ニューキノロン系合成抗菌剤Nornoxacin (NFLX) について小児における有効性と安全性を明らかにする目的で体内動態, 臨床的有効性, 細菌学的効果, 副作用, 試験管内抗菌力について検討し, 以下の結果を得た。
1.NFLX100mgを経口投与した時の血清中濃度のピークは投与2時間後に認められた。半減期は2例での検討で4.2時間, 2.6時間であった。
2.尿路感染症10例, 腸管感染症4例の計14例でNFLX7.1-15.0mg/kg/日の経口投与による臨床的有効率は100% (14例/14例) であった。
3.細菌学的効果では尿路感染症では全例起因菌は消失したが, Campylobacterjejuniによる腸管感染症において1例が不変のままであり, 消失率は92.9% (13株/14株) であった。
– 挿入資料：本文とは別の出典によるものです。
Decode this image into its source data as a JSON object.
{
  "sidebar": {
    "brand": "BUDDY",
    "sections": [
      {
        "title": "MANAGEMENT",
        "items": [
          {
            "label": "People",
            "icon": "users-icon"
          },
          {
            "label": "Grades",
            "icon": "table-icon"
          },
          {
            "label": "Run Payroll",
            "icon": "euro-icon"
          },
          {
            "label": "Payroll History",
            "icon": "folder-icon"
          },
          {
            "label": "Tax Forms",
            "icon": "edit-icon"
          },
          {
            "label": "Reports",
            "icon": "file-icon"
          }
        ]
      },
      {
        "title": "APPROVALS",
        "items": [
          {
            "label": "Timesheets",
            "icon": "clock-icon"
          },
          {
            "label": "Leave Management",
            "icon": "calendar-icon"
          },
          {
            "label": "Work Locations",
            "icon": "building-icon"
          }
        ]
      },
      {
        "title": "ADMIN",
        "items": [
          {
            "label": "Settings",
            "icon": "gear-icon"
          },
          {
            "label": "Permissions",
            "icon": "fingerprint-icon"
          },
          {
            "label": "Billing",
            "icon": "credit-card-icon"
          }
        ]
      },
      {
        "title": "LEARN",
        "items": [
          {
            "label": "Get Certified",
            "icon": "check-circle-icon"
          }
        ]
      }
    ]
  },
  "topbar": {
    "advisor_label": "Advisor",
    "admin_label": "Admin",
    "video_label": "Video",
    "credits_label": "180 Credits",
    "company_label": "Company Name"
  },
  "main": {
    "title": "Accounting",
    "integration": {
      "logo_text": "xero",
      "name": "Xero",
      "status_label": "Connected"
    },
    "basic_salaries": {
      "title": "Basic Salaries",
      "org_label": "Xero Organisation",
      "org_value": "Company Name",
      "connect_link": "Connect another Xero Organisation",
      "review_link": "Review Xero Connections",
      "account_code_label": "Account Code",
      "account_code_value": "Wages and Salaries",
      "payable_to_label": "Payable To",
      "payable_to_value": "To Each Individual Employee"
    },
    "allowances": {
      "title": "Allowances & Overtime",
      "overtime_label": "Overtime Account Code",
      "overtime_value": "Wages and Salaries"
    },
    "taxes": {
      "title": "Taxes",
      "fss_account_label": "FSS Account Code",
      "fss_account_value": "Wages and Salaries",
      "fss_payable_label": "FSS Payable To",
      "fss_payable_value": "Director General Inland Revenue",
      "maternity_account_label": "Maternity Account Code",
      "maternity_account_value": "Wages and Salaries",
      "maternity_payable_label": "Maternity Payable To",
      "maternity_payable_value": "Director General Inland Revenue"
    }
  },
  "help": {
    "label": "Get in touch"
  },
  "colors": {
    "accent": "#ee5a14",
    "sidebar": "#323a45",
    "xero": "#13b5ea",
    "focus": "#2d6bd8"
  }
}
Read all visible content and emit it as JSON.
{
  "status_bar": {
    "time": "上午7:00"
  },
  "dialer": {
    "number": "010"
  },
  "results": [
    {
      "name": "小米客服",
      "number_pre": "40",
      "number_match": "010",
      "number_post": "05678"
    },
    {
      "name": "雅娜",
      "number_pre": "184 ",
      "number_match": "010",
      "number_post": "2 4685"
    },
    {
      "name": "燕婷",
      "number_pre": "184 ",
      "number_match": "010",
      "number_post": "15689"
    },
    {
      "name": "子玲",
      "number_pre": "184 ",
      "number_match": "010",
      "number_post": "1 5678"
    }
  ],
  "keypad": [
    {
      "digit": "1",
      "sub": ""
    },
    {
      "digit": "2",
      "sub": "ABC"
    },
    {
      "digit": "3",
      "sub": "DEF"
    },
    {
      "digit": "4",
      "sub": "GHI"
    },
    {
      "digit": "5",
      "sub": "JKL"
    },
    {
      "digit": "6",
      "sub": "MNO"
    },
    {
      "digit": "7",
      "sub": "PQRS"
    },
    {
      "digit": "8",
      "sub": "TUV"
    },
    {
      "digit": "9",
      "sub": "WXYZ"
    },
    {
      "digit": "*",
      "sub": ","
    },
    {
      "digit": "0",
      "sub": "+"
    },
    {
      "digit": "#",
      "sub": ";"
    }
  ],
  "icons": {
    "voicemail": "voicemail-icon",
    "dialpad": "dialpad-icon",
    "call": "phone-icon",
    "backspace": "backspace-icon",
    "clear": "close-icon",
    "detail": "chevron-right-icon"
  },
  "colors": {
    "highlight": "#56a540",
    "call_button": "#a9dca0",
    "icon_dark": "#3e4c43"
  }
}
4.臨床分離菌株における抗菌力の検討では, グラム陰性桿菌や, Staphylococcus aureusに対するMICはCefaclor, Amoxicillin, Nalidixicacid, Fosfomycin, Erythromycinに比べNFLXは明らかに優れていた。
5.副作用は1例に口渇を認めた。臨床検査所見では1例に好酸球増多を認めたが, いずれも軽度であり投薬を継続しえた。
以上の結果から, NFLXは小児の尿路感染症, 腸管感染症において有効且つ安全な薬剤と考えられた。